As for that icky/metal taste in my mouth...I thought it was coming from my salivary glands. I think I posted a few back that my friend had radiation treatments in her neck area and she had that awful taste and her ENT doctor told her to express her salivary glands and that worked for her. Well, I have been doing that in hopes that it would help but it won't for 'my' situation. My neck wasn't radiated - my outer brain/ear area was. He told me that your 'taste' nerve runs in the branches of nerves around your ear (which include your hearing/balance nerves). Who would've thought that your 'taste' nerve would go up around your ear??!! Anyway, that's why I have that funky taste and there is nothing I can do for it. He also believes that this won't be permanent (yea again) and that it will eventually go away.
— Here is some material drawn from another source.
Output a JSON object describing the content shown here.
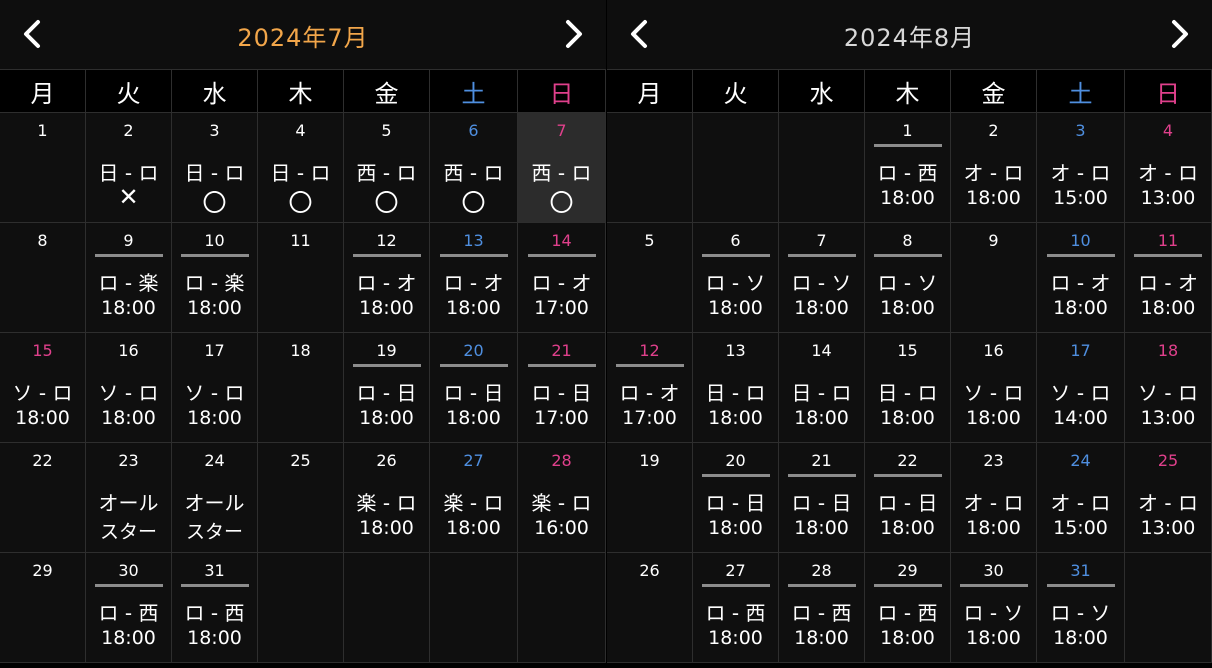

So, I am going to see my primary doctor , my neuro doc in 3 months and I finished my letter to Sharp today. It's awesome if I do say so myself! :) Remember that lady I got in contact w/from Cyberknife who was like 'gold' for my appeal? Well, she suggested some things and I cannot believe, still, that I came in contact with that special lady. Catherine - you rock!! :) I am hoping Sharp will receive their letter in a couple days and I am REALLY hoping to get a call from the executive director (whom I sent it to). We'll see what happens but if I don't hear from him in a few weeks, you should all know me by now..............."I" will be calling him (smile).

Today's Daily Affirmation:

"Here is the test to find whether your mission on earth is finished. If you're alive, it isn't." ~Richard Bach

I certainly don't think 'my' mission is finished. I still have things to do in this life. I am still trying to figure out my purpose and what God's plans are for me but I think that with time, I will figure it out. This past year screams 'advocate' to me - to be a voice for others who don't have the will to fight but I am not sure that is quite it. Time will tell and for now I must be patient.